Error-Erasure Decoding of Linearized Reed-Solomon Codes in the Sum-Rank Metric

TL;DR

This paper introduces the first error-erasure decoding algorithm for Linearized Reed-Solomon codes in the sum-rank metric, enabling improved error correction in multishot network coding and related applications.

Contribution

It presents a syndrome-based Berlekamp-Massey-like decoder for LRS codes that corrects errors and erasures efficiently, expanding their practical utility.

Findings

Decodes errors and erasures with complexity O(n^2) in finite fields.

Corrects up to 2t_F + t_R + t_C ≤ n - k in sum-rank metric.

Applicable to sum-subspace metric in multishot network coding.

Abstract

Codes in the sum-rank metric have various applications in error control for multishot network coding, distributed storage and code-based cryptography. Linearized Reed-Solomon (LRS) codes contain Reed-Solomon and Gabidulin codes as subclasses and fulfill the Singleton-like bound in the sum-rank metric with equality.
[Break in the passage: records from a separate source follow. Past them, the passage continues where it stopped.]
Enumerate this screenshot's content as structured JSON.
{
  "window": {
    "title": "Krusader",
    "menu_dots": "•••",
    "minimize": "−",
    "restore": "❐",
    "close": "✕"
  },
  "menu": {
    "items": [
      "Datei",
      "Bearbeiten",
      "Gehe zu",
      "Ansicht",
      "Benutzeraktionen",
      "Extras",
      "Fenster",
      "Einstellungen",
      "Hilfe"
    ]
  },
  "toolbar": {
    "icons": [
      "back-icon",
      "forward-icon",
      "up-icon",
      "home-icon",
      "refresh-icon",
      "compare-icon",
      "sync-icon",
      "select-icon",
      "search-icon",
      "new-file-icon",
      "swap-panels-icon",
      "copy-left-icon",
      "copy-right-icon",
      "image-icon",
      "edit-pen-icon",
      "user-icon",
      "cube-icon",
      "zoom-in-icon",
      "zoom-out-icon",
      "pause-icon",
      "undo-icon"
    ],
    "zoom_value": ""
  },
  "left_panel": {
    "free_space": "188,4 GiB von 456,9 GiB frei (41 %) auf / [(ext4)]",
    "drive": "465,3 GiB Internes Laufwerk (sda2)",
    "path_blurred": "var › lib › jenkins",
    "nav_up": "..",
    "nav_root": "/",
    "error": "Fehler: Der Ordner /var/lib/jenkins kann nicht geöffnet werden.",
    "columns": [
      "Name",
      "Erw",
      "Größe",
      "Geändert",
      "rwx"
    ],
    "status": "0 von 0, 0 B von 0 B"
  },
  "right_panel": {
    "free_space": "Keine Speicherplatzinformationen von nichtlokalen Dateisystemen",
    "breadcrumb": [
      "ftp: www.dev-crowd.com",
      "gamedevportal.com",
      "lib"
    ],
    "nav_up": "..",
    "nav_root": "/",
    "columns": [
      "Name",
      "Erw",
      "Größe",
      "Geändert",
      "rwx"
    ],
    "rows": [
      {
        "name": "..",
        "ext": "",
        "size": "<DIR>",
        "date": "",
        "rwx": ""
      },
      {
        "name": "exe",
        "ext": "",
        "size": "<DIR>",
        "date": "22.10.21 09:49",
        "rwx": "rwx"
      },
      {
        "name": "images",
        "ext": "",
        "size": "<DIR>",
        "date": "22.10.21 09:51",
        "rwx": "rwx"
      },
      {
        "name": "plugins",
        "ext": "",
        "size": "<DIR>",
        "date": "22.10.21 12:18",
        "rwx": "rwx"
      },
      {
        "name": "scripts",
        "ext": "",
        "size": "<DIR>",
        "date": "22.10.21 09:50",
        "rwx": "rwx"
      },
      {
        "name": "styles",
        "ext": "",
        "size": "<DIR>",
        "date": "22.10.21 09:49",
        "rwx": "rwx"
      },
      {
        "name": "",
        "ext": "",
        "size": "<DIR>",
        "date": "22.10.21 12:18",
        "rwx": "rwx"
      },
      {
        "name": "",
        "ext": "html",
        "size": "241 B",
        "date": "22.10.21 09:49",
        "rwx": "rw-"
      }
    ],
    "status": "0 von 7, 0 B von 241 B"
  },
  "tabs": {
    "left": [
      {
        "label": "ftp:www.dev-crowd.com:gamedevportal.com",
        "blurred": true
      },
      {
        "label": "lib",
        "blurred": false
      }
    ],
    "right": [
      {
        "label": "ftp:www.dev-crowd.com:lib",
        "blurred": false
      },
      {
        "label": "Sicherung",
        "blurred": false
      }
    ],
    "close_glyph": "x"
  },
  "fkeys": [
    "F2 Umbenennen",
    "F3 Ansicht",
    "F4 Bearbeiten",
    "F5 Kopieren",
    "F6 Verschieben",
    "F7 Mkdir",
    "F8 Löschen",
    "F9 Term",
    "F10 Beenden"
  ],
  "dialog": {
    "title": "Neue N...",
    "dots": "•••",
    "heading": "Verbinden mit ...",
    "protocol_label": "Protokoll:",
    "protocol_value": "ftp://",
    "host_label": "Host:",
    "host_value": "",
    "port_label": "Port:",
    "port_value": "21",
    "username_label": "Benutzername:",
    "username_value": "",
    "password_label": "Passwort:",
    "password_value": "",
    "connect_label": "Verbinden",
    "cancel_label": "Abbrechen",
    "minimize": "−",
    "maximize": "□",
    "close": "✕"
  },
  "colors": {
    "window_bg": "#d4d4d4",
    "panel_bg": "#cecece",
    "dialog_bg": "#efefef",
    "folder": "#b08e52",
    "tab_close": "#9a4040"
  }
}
We propose the first known error-erasure decoder for LRS codes to unleash their full potential for multishot network coding. The presented syndrome-based Berlekamp-Massey-like error-erasure decoder can correct $t_F$ full errors, $t_R$ row erasures and $t_C$ column erasures up to $2t_F + t_R + t_C \leq n-k$ in the sum-rank metric requiring at most $\mathcal{O}(n^2)$ operations in $\mathbb{F}_{q^m}$, where $n$ is the code's length and $k$ its dimension. We show how the proposed decoder can be used to correct errors in the sum-subspace metric that occur in (noncoherent) multishot network coding.